Since 2007, Professor Maurer has been engaged in a series of collaborations with professionals in industry and design who are working on the development of new digital and mobile phone-enabled money transfer and savings systems. To this end, he co-organized an Everyday Digital Money conference, Sept. 18-19, 2008 which brought together scholars, industry professionals, nonprofit and philanthropic agency representatives and activists to discuss digital and alternative currency systems, the confluence between complementary currencies and emerging digital and mobile moneys, and the always-ambiguous potential of such moneys for political empowerment and economic transformation. In a related vein, Professor Maurer served as Special Advisor to the Royal College of Art’s Future of Money project.

Professor Maurer’s work in this domain led to the founding of the Institute for Money, Technology and Financial Inclusion in 2008. The Institute supports original research on cultures of money around the world and serves as a clearing house for research on the emerging mobile money phenomenon, as well as an ethnographic archive of people’s everyday social, ritual and religious practices around money. All of the projects funded by the Institute are original research on monetary pragmatics and repertoires around the world, from Nigeria to the Altay Province of Russia to Indonesia and Mexico, and nearly all are being conducted by scholars from the countries where they are conducting their research. The Institute is thus building a network and a community of inquiry into people’s everyday innovation at the confluence of money and mobile technology. By documenting people’s creative uses of money outside of money’s traditional functions (store of value, means of exchange, method of payment and the like), Professor Maurer hopes provoke deeper reflection on the multiple meanings and pragmatics of money. His most recent book, How Would You Like To Pay? How Technology is Changing the Future of Money, seeks to bring this work to a broader public.

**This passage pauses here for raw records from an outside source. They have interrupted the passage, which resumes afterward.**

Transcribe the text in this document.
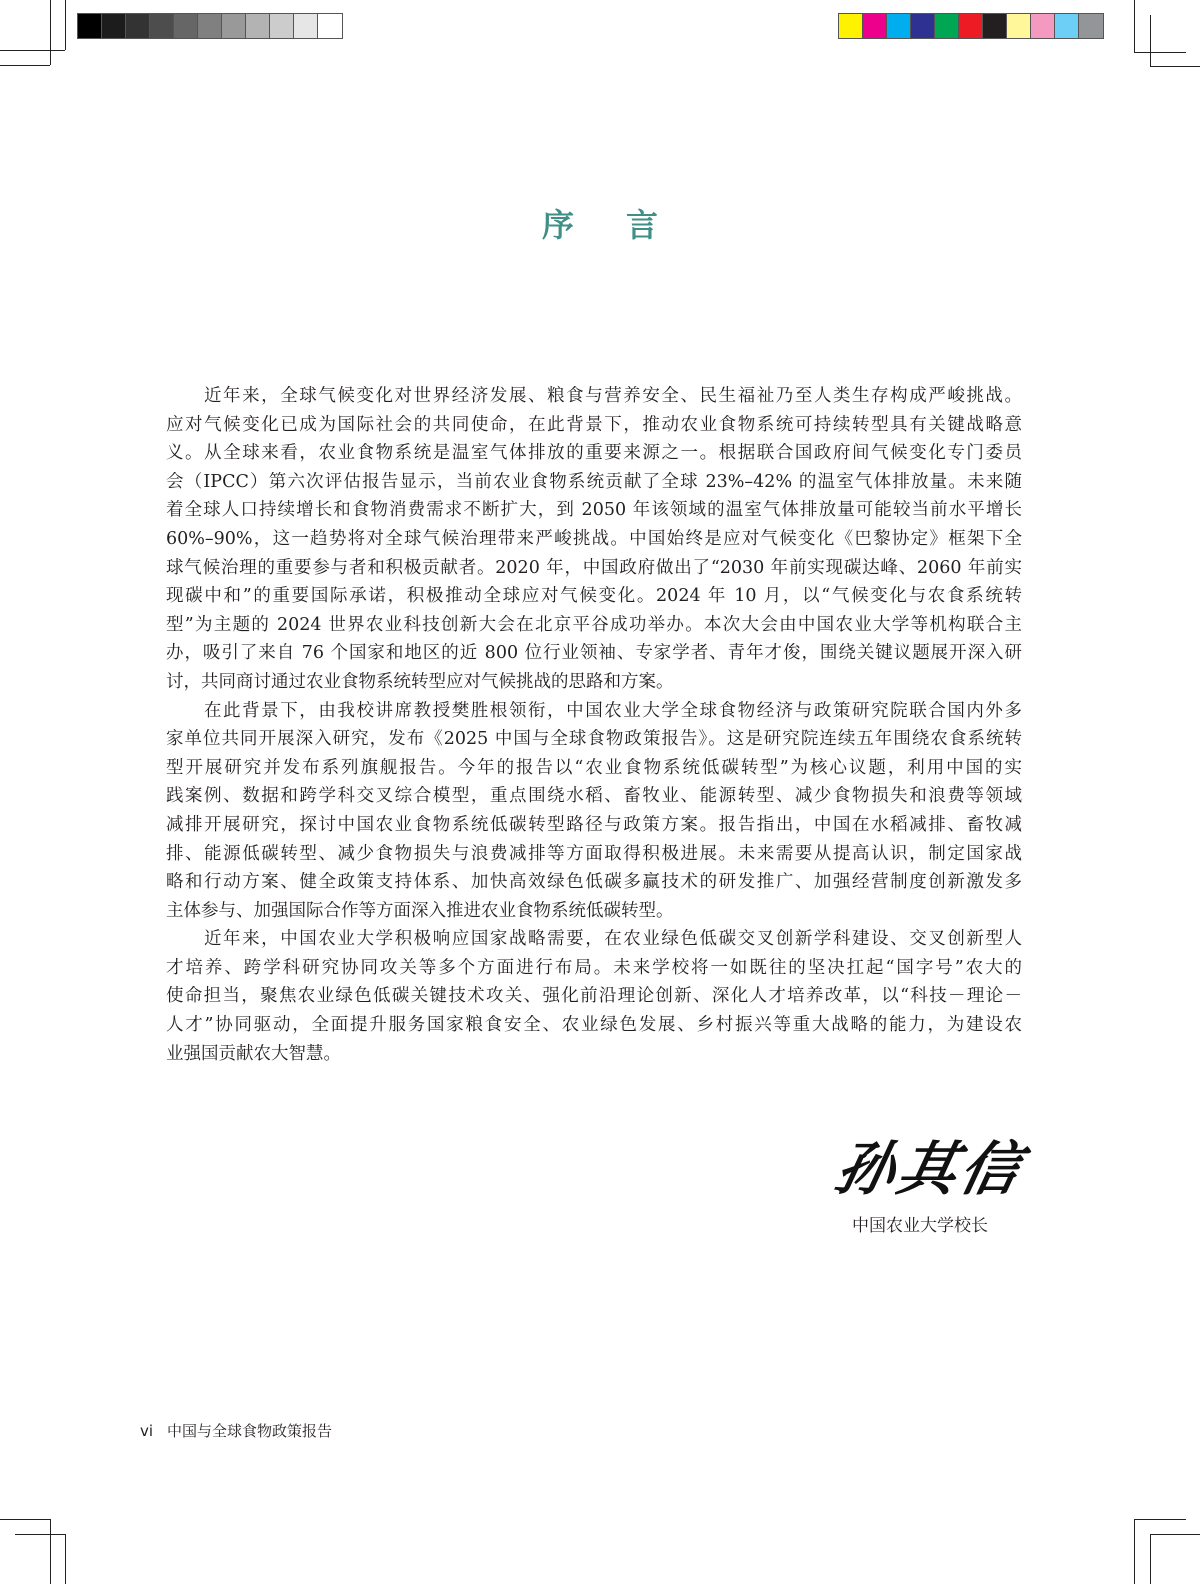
序言
近年来，全球气候变化对世界经济发展、粮食与营养安全、民生福祉乃至人类生存构成严峻挑战。
应对气候变化已成为国际社会的共同使命，在此背景下，推动农业食物系统可持续转型具有关键战略意
义。从全球来看，农业食物系统是温室气体排放的重要来源之一。根据联合国政府间气候变化专门委员
会（IPCC）第六次评估报告显示，当前农业食物系统贡献了全球 23%–42% 的温室气体排放量。未来随
着全球人口持续增长和食物消费需求不断扩大，到 2050 年该领域的温室气体排放量可能较当前水平增长
60%–90%，这一趋势将对全球气候治理带来严峻挑战。中国始终是应对气候变化《巴黎协定》框架下全
球气候治理的重要参与者和积极贡献者。2020 年，中国政府做出了“2030 年前实现碳达峰、2060 年前实
现碳中和”的重要国际承诺，积极推动全球应对气候变化。2024 年 10 月，以“气候变化与农食系统转
型”为主题的 2024 世界农业科技创新大会在北京平谷成功举办。本次大会由中国农业大学等机构联合主
办，吸引了来自 76 个国家和地区的近 800 位行业领袖、专家学者、青年才俊，围绕关键议题展开深入研
讨，共同商讨通过农业食物系统转型应对气候挑战的思路和方案。
在此背景下，由我校讲席教授樊胜根领衔，中国农业大学全球食物经济与政策研究院联合国内外多
家单位共同开展深入研究，发布《2025 中国与全球食物政策报告》。这是研究院连续五年围绕农食系统转
型开展研究并发布系列旗舰报告。今年的报告以“农业食物系统低碳转型”为核心议题，利用中国的实
践案例、数据和跨学科交叉综合模型，重点围绕水稻、畜牧业、能源转型、减少食物损失和浪费等领域
减排开展研究，探讨中国农业食物系统低碳转型路径与政策方案。报告指出，中国在水稻减排、畜牧减
排、能源低碳转型、减少食物损失与浪费减排等方面取得积极进展。未来需要从提高认识，制定国家战
略和行动方案、健全政策支持体系、加快高效绿色低碳多赢技术的研发推广、加强经营制度创新激发多
主体参与、加强国际合作等方面深入推进农业食物系统低碳转型。
近年来，中国农业大学积极响应国家战略需要，在农业绿色低碳交叉创新学科建设、交叉创新型人
才培养、跨学科研究协同攻关等多个方面进行布局。未来学校将一如既往的坚决扛起“国字号”农大的
使命担当，聚焦农业绿色低碳关键技术攻关、强化前沿理论创新、深化人才培养改革，以“科技－理论－
人才”协同驱动，全面提升服务国家粮食安全、农业绿色发展、乡村振兴等重大战略的能力，为建设农
业强国贡献农大智慧。
孙其信
中国农业大学校长
vi 中国与全球食物政策报告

Between 2009 and 2013, Professor Maurer was supported by the National Science Foundation for a project titled, “Mobile Money, Mobile Regulation: What the ‘Savings Challenge’ Means for Mobile Communications and Banking.” (See Project Outcomes Report). In this project, Professor Maurer explored the shifting regulatory debate over mobile money services. When telecommunications companies get into the business of money transfer and banking, there is the potential for a clash of cultures as well as risks to consumers, banks and the financial system itself. Who holds the deposits, how, and what do they do with them while they sit in accounts? If you lose your phone, do your savings go with it? This project relied on interviews with regulatory and industry participants; archival data collection and analysis; and ethnography in industry and regulatory sites to understand the debates and knowledge transfers around emerging regulations for mobile money. Professor Maurer is currently completing a book based on this research.

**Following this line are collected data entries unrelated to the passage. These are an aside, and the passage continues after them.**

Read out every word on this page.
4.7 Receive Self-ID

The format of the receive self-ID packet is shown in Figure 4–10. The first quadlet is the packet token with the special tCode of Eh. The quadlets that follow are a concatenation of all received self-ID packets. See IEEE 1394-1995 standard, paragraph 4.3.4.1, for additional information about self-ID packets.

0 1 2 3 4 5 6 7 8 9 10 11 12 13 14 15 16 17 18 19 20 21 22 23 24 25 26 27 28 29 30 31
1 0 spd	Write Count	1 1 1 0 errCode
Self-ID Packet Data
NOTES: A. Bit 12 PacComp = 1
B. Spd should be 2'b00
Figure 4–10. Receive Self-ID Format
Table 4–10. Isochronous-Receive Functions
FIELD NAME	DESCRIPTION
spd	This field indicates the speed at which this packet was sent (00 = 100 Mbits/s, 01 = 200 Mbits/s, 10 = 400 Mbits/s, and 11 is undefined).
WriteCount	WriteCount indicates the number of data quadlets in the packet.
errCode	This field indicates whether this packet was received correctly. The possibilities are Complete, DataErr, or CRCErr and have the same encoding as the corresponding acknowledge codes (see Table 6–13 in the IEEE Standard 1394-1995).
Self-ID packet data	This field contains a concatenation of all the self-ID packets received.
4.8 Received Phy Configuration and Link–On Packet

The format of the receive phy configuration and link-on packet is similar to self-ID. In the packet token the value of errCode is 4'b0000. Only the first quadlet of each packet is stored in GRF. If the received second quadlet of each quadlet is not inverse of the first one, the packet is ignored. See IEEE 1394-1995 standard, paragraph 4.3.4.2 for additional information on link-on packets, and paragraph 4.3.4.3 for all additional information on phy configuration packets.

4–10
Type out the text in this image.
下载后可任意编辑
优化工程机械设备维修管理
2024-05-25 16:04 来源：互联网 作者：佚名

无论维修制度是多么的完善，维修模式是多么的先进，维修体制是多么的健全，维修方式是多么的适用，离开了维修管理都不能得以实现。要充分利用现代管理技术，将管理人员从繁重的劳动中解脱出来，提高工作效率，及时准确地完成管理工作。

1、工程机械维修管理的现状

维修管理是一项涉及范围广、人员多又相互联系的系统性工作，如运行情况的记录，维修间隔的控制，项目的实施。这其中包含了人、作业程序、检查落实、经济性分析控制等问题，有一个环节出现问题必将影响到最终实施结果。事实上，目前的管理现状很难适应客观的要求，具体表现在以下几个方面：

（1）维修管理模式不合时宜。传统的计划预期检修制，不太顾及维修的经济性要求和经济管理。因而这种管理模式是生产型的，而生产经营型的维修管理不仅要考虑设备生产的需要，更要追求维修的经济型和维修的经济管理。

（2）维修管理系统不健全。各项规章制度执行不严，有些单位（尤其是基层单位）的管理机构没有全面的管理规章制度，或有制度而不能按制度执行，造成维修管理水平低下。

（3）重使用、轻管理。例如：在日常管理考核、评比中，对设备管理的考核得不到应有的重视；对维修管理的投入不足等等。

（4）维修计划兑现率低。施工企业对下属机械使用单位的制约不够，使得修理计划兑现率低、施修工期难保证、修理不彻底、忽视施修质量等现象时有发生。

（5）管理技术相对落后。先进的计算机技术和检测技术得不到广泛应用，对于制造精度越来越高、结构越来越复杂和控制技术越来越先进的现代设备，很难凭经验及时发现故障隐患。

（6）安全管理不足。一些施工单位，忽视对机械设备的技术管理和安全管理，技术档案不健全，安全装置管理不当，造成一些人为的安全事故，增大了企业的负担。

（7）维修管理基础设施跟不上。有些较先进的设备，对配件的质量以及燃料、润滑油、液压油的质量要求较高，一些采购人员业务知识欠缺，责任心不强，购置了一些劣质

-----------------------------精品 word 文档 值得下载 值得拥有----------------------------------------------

With Paul Dourish (UC Irvine, Informatics) and Scott Mainwaring (Intel), Maurer founded and co-directed the Intel Science and Technology Center in Social Computing, devoted to using the tools of social science and humanistic inquiry to understand our digital lives. The ISTC-Social is winding down in 2014-15 after a successful 3 years, having supported over 40 faculty and graduate students on 5 campuses (UC Irvine, NYU, Cornell, Indiana University and Georgia Tech). Among other products, it resulted in Maurer’s co-edited book (with Tom Boellstorff), Data, Now Bigger and Better!